Chilkoot, a pass from Dyea, on the inlet from the Pacific, over the mountains to the head-waters of the Yukon; on the main route to Klondike till the railway by the White Horse Pass.


Chilian, capital of the Chilian province of Nuble, with bathing establishments on the extinct volcano of Chilian (9445 feet). Pop. 36,000.


Chillianwalla, a Punjab village, 5 miles from the Jhelum's east bank, and 85 NW. of Lahore. Here an indecisive but sanguinary battle was fought in the second Sikh war, 13th January 1849.


Chillico'the, capital of Ross county, Ohio, on the Scioto River and the Ohio Canal, 50 miles S. of Columbus. It has manufactures of paper, leather, etc, and was from 1800 to 1810 the capital of the state. Pop. 12,282.


Chillingham, a village in the north of Northumberland, on the river Till, 8 miles SW. of Bel-ford.
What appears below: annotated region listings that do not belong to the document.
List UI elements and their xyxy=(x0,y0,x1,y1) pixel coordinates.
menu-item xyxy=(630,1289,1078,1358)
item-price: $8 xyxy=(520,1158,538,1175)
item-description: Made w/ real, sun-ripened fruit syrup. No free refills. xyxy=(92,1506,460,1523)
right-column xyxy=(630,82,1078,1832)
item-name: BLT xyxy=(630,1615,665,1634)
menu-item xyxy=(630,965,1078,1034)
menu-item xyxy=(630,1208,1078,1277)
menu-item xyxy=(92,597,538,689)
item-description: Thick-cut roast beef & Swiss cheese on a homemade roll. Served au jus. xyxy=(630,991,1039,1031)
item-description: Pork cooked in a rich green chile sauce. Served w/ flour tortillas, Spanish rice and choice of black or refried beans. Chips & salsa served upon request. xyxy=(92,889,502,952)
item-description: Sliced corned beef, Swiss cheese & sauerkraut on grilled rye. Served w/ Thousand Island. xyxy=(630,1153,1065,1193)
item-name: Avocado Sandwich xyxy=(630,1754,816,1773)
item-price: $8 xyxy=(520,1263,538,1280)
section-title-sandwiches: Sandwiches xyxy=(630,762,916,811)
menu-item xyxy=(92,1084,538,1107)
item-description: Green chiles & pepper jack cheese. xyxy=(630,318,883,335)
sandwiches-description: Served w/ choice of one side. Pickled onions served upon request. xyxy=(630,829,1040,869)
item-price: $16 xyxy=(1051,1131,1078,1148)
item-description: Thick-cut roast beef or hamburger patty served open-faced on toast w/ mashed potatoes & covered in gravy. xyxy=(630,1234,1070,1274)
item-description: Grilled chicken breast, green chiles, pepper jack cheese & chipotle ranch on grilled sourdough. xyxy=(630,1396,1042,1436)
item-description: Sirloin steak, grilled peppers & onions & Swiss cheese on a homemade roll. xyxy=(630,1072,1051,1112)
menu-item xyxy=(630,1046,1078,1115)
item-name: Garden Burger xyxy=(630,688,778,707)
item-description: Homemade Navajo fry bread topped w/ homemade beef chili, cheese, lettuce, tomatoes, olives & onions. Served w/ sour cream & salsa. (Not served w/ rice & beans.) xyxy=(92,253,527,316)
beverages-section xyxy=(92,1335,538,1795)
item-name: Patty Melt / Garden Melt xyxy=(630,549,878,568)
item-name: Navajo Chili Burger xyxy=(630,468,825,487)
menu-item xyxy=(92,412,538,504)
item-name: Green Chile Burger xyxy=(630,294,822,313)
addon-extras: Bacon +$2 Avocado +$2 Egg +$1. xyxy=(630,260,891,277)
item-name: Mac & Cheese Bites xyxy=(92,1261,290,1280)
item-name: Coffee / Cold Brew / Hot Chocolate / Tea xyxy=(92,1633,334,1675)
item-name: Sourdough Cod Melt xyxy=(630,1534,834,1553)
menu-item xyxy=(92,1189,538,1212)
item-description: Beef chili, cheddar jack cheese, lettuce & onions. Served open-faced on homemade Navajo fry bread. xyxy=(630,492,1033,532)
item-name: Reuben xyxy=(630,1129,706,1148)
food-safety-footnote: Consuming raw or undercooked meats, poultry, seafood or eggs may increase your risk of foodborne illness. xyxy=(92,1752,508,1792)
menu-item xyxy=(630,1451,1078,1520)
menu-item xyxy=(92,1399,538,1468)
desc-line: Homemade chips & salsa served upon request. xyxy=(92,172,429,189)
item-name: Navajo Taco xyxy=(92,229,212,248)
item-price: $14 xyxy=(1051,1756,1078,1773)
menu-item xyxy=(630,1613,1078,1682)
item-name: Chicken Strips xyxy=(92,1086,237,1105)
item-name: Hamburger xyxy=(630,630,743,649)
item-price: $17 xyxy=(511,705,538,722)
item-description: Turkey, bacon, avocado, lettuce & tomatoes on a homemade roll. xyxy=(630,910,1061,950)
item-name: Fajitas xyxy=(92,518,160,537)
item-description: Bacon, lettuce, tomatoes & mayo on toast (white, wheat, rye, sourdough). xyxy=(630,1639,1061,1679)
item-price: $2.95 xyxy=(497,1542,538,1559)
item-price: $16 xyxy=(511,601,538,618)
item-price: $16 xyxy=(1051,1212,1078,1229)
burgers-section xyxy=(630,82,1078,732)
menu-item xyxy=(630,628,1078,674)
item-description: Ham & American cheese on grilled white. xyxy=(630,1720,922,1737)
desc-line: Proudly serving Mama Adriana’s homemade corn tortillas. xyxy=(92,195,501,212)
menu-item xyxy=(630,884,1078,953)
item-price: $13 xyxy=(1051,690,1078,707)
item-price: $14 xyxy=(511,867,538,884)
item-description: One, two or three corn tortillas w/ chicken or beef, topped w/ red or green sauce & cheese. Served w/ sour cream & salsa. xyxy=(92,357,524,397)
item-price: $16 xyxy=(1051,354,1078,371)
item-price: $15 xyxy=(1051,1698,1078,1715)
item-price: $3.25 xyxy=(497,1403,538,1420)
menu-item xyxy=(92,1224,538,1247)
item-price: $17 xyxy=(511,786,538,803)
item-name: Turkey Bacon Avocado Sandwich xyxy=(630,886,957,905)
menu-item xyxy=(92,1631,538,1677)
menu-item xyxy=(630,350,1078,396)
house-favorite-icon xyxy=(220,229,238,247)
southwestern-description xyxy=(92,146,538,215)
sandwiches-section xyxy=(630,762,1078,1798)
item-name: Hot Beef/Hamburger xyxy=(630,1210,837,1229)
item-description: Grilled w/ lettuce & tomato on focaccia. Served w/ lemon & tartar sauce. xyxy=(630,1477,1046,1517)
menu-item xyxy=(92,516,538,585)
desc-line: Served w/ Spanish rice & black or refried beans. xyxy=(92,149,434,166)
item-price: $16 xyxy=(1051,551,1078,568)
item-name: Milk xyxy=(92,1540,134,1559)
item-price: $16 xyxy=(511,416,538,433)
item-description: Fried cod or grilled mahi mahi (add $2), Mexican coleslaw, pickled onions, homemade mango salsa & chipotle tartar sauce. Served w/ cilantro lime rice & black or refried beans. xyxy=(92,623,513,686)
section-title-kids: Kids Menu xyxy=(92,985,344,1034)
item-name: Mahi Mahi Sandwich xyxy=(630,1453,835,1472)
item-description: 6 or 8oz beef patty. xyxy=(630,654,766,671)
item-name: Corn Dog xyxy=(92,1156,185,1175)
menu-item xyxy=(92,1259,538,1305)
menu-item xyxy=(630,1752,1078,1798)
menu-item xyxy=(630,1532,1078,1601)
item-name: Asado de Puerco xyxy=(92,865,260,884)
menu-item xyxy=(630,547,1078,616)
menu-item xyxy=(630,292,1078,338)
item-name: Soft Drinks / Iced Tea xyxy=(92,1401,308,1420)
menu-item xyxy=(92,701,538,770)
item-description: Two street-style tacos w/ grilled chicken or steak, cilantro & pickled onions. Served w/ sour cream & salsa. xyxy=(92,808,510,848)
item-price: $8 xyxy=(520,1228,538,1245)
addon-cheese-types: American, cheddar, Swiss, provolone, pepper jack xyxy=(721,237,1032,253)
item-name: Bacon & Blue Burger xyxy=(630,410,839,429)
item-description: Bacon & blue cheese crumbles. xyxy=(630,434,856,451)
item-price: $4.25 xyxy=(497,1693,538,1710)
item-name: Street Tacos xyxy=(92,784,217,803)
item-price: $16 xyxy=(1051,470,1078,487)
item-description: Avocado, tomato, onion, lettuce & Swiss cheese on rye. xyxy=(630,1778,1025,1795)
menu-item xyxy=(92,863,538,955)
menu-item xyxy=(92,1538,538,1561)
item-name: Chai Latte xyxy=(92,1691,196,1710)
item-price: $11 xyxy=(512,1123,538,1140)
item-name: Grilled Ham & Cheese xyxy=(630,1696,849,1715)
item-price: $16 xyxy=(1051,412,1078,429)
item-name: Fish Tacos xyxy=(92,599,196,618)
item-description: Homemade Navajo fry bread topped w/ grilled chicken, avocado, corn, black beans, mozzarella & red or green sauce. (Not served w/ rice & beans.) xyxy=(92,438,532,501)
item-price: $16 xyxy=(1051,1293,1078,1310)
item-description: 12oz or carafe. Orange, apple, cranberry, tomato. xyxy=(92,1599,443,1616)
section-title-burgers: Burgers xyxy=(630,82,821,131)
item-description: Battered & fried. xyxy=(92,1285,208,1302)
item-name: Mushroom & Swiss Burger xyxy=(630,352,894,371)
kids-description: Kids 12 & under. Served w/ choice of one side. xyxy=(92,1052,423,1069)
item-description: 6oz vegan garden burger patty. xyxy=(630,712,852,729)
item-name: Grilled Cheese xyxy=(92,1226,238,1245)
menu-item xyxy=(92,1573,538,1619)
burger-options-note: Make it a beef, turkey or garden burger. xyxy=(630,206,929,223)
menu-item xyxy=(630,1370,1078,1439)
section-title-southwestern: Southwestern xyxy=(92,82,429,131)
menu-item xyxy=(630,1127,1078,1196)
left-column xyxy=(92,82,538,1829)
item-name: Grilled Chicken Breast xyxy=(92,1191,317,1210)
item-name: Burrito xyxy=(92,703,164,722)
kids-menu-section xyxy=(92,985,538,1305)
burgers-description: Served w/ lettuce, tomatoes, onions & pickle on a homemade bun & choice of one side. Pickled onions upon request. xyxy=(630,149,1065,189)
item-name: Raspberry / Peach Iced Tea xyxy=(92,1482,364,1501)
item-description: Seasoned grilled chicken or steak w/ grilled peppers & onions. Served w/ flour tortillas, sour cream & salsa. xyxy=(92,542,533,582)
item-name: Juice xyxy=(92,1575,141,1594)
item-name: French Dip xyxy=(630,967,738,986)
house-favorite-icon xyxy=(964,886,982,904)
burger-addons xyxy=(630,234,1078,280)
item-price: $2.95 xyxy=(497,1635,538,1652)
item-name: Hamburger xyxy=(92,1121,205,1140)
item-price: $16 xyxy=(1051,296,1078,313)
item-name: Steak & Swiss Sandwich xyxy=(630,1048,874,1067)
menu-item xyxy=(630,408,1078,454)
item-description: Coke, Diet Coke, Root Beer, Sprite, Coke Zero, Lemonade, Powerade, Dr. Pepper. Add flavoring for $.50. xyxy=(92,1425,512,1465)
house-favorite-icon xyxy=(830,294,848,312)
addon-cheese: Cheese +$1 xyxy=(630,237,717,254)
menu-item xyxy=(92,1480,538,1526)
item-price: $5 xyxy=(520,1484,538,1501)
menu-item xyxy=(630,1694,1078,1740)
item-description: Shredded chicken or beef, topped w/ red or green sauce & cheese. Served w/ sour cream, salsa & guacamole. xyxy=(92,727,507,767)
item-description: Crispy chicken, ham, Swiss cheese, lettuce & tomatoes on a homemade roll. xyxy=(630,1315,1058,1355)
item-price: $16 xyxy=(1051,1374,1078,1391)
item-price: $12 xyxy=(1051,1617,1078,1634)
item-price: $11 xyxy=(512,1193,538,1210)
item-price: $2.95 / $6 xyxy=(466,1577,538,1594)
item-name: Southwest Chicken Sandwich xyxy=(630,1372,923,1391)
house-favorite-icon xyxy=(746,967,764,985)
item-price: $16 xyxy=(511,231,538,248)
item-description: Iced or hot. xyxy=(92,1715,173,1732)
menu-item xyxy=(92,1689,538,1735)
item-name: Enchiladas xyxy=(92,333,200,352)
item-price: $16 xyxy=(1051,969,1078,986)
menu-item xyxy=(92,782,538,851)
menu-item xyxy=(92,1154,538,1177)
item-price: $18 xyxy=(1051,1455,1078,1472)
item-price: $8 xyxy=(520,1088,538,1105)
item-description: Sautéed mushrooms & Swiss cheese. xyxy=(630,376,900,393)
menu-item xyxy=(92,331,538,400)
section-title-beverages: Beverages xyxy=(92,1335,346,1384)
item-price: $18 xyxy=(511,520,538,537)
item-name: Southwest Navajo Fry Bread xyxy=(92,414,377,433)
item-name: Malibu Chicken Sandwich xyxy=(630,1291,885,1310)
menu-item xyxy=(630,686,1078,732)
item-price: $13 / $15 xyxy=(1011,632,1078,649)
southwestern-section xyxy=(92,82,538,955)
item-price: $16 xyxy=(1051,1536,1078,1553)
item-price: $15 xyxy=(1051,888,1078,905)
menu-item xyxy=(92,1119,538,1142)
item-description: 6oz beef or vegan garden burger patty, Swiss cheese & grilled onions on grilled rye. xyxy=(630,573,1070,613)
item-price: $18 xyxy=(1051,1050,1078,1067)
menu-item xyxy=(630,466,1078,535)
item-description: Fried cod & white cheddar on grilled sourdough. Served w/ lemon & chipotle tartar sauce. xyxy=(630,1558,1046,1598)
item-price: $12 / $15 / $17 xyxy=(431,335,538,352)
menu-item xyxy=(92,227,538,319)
To the south is Chillingham Castle, seat of the Earl of Tankerville, built in the reign of Edward III. In the park, as at Cadzow, are preserved a herd of wild white cattle.


Chillon (Fr. pron. Shee-yong'), a castle 1 1/2 mile SSE. of Montreux, at the east end of the Lake of Geneva. It was long a state-prison, and in it languished Byron's ' Prisoner of Chillon,' Bonivard.

Chiltern Hills

Chiltern Hills, the southern part of the low chalk range which runs north-east, about 70 miles, from the north bend of the Thames, in Oxfordshire, through Bucks and the borders of Herts and Beds. In Oxford, Herts, and Beds the Chiltern Hills are 15 to 20 miles broad, and the highest point is near Wendover (950 feet). - The hundreds of Bodenham, Desborough, and Stoke, in Buckinghamshire, are called the Chiltern Hundreds. The Stewardship of them (the salary being as fictitious as the duties) is still held to be an office of profit under the crown, and its acceptance by a member of the House of Commons entails the vacation of his seat (simple resignation without some disqualification not being provided for in parliamentary usage).


Chimbora'zo, a conical peak of the Andes, in Ecuador, 20,498 feet above the sea, but only about 11,000 above the level of the valley of Quito, to the north. From 1745, when La Condamine ascended as high as 16,730 feet, numerous attempts had been made to scale it before Whymper in 1880 twice reached its summit. - The province of Chimborazo, to the south, has an area of 5523 sq. m., and a pop. of 120,300.


Chimbote (Tchim-bo'tay), a seaport of Peru, 250 miles NW. of Lima; pop. 2000.


China, Manchuria (q.v.), and its dependencies of Mongolia, I-li, and Tibet (q.v.), constitute the Chinese empire, embracing a vast territory in Eastern Asia only inferior in extent to the total dominions of Great Britain and Russia. The dependencies are not colonies, but subject territories. China Proper is alone dealt with in this article. By its natives the country is never so called, but usually by the Chinese words for 'The Middle State,' or 'The Kingdom of the Great Pure (dynasty).' The name China (Chi-na, land of Chin) comes to us from India through Buddhism. Various old names are Serica and Cathay, and in the Bible ' Land of Sinim' (Isa. xlix. 12).